漢字検定協会の事件のその後

財団法人日本漢字能力検定協会の前理事長が逮捕された事件の後、漢字検定の受検希望者からの申し込みを受け付けている学習塾や書店では困惑が広がっているそうです。

 

事件後の漢字検定について、文科科学省が協会に示唆したという延期や中止が現実になったとしたなら、受検料を返還しなければならないなど事務の混乱が起こるのを心配する声が多い。
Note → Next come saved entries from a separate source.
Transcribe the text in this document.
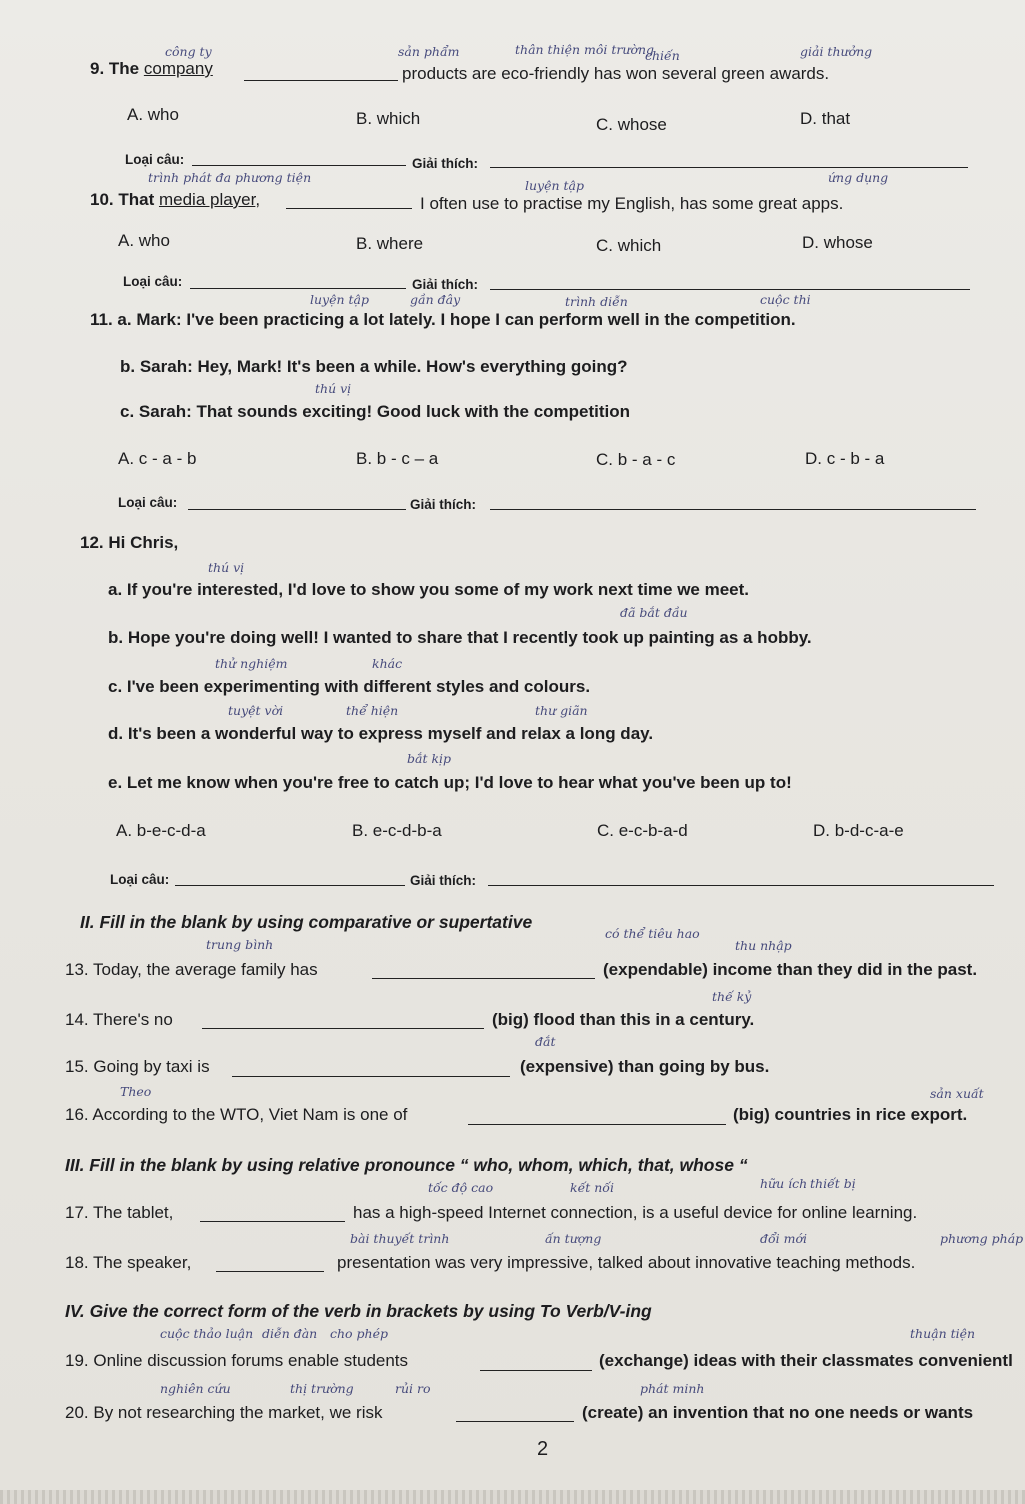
công ty	sản phẩm	thân thiện môi trường
chiến	giải thưởng
9. The company	products are eco-friendly has won several green awards.
A. who	B. which	C. whose	D. that
Loại câu:	Giải thích:
trình phát đa phương tiện
luyện tập
ứng dụng
10. That media player,	I often use to practise my English, has some great apps.
A. who	B. where	C. which	D. whose
Loại câu:	Giải thích:
luyện tập	gần đây	trình diễn	cuộc thi
11. a. Mark: I've been practicing a lot lately. I hope I can perform well in the competition.
b. Sarah: Hey, Mark! It's been a while. How's everything going?
thú vị
c. Sarah: That sounds exciting! Good luck with the competition
A. c - a - b	B. b - c – a	C. b - a - c	D. c - b - a
Loại câu:	Giải thích:
12. Hi Chris,
thú vị
a. If you're interested, I'd love to show you some of my work next time we meet.
đã bắt đầu
b. Hope you're doing well! I wanted to share that I recently took up painting as a hobby.
thử nghiệm	khác
c. I've been experimenting with different styles and colours.
tuyệt vời	thể hiện	thư giãn
d. It's been a wonderful way to express myself and relax a long day.
bắt kịp
e. Let me know when you're free to catch up; I'd love to hear what you've been up to!
A. b-e-c-d-a	B. e-c-d-b-a	C. e-c-b-a-d	D. b-d-c-a-e
Loại câu:	Giải thích:
II. Fill in the blank by using comparative or supertative
trung bình
có thể tiêu hao
thu nhập
13. Today, the average family has	(expendable) income than they did in the past.
thế kỷ
14. There's no	(big) flood than this in a century.
đắt
15. Going by taxi is	(expensive) than going by bus.
Theo	sản xuất
16. According to the WTO, Viet Nam is one of	(big) countries in rice export.
III. Fill in the blank by using relative pronounce “ who, whom, which, that, whose “
tốc độ cao	kết nối	hữu ích thiết bị
17. The tablet,	has a high-speed Internet connection, is a useful device for online learning.
bài thuyết trình	ấn tượng	đổi mới	phương pháp
18. The speaker,	presentation was very impressive, talked about innovative teaching methods.
IV. Give the correct form of the verb in brackets by using To Verb/V-ing
cuộc thảo luận diễn đàn cho phép	thuận tiện
19. Online discussion forums enable students	(exchange) ideas with their classmates convenientl
nghiên cứu	thị trường	rủi ro	phát minh
20. By not researching the market, we risk	(create) an invention that no one needs or wants
2
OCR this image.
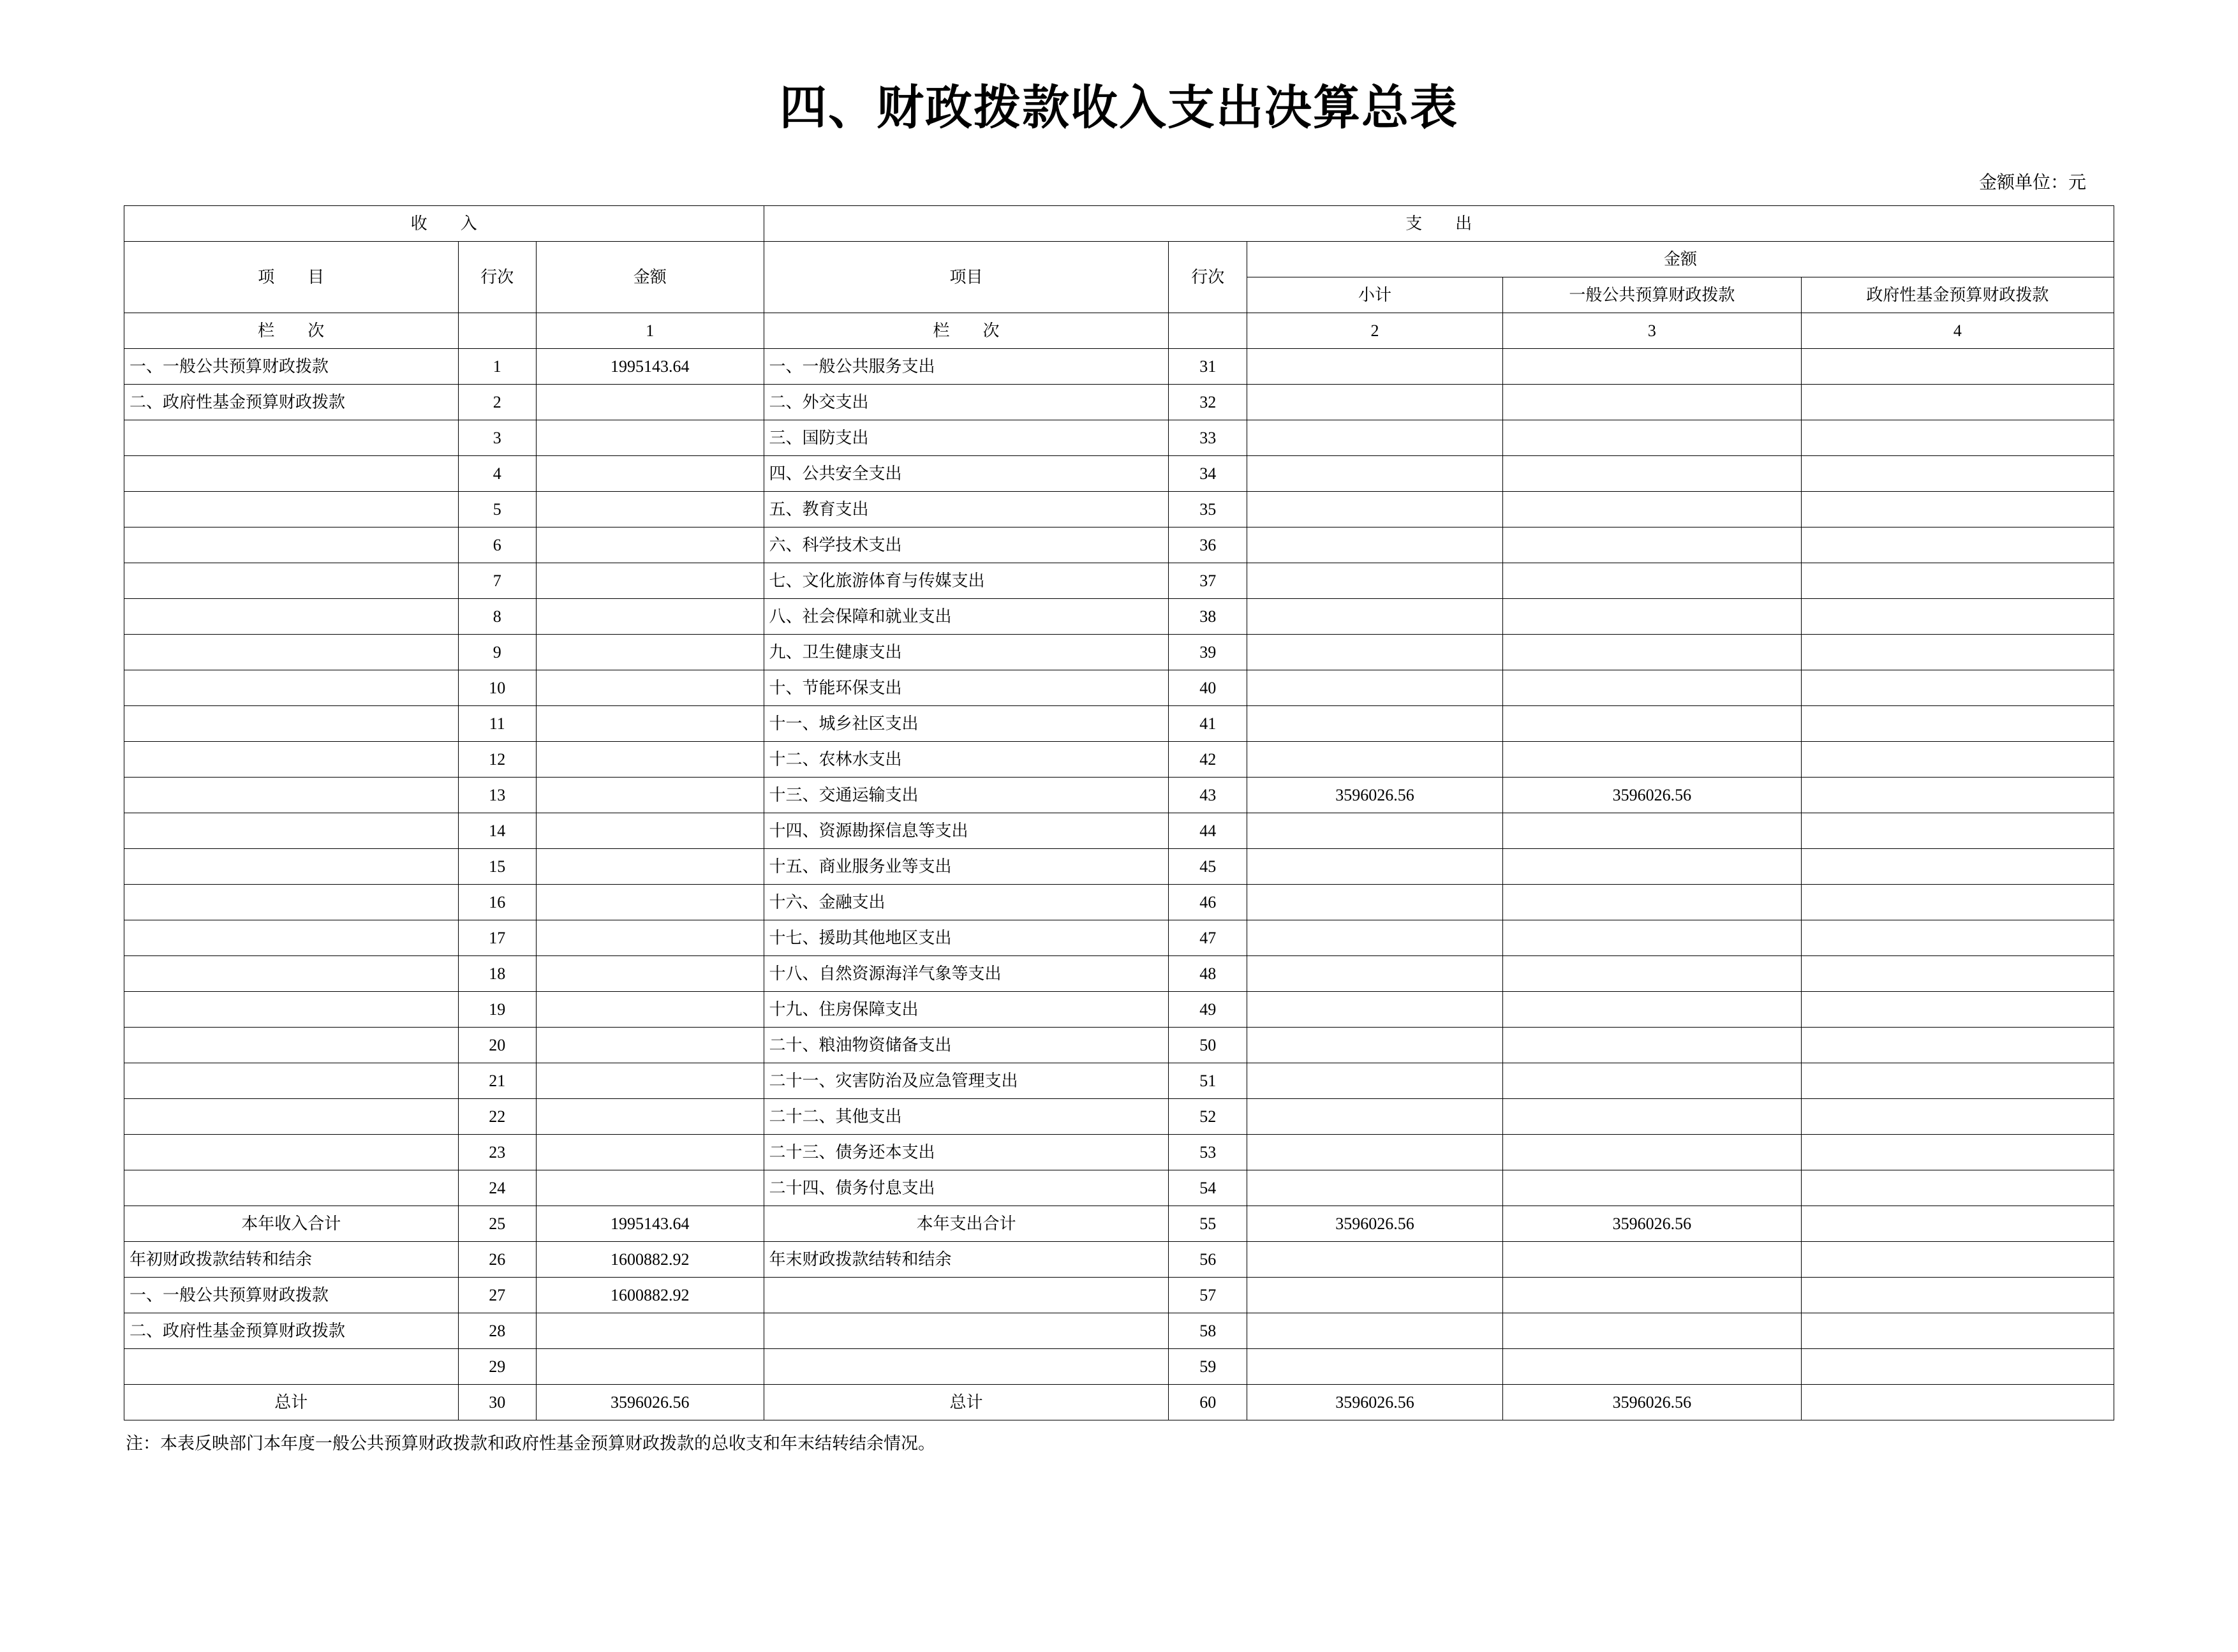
四、财政拨款收入支出决算总表
金额单位：元
收　　入			支　　出				
项　　目	行次	金额	项目	行次	金额		
					小计	一般公共预算财政拨款	政府性基金预算财政拨款
栏　　次		1	栏　　次		2	3	4
一、一般公共预算财政拨款	1	1995143.64	一、一般公共服务支出	31			
二、政府性基金预算财政拨款	2		二、外交支出	32			
	3		三、国防支出	33			
	4		四、公共安全支出	34			
	5		五、教育支出	35			
	6		六、科学技术支出	36			
	7		七、文化旅游体育与传媒支出	37			
	8		八、社会保障和就业支出	38			
	9		九、卫生健康支出	39			
	10		十、节能环保支出	40			
	11		十一、城乡社区支出	41			
	12		十二、农林水支出	42			
	13		十三、交通运输支出	43	3596026.56	3596026.56	
	14		十四、资源勘探信息等支出	44			
	15		十五、商业服务业等支出	45			
	16		十六、金融支出	46			
	17		十七、援助其他地区支出	47			
	18		十八、自然资源海洋气象等支出	48			
	19		十九、住房保障支出	49			
	20		二十、粮油物资储备支出	50			
	21		二十一、灾害防治及应急管理支出	51			
	22		二十二、其他支出	52			
	23		二十三、债务还本支出	53			
	24		二十四、债务付息支出	54			
本年收入合计	25	1995143.64	本年支出合计	55	3596026.56	3596026.56	
年初财政拨款结转和结余	26	1600882.92	年末财政拨款结转和结余	56			
一、一般公共预算财政拨款	27	1600882.92		57			
二、政府性基金预算财政拨款	28			58			
	29			59			
总计	30	3596026.56	总计	60	3596026.56	3596026.56	
注：本表反映部门本年度一般公共预算财政拨款和政府性基金预算财政拨款的总收支和年末结转结余情况。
また、日本漢字能力検定協会の儲けの片棒を担ぐのか、などと保護者からの批判を受けて受け付けを取りやめた学習塾もあったそうです。

 

協会は2年前に検定料金を下げましたが、値下げ後に文部科学省から引き下げ幅が不十分として、2度に渡って引き下げの指導を受けていました。しかし、この指導に対し大久保昇前理事長は「他の検定料金に比べでも高くない」という理由で値下げを一切しなかったといいます。

 

事件のその後、漢字検定の受験者が急激に減少し、信頼回復に努めてきた協会は2009年6月からの検定料金を級によって100円から500円の値下げをする事に決定しました。この値下げの影響で、検定事業は約11億円の赤字になるそうですが、コスト削減に努める事で対応していく方針との事です。

 

漢字検定を受検しようと考えていた方で、事件以来どうしようかと悩んでいた方には朗報かもしれません。信頼回復の面では、事件関係者は一掃され新しいメンバーで運営をしているそうです。文科科学省の目も光っていると思いますので、同じ様な事件は今後起こらないと言えるのではないでしょうか。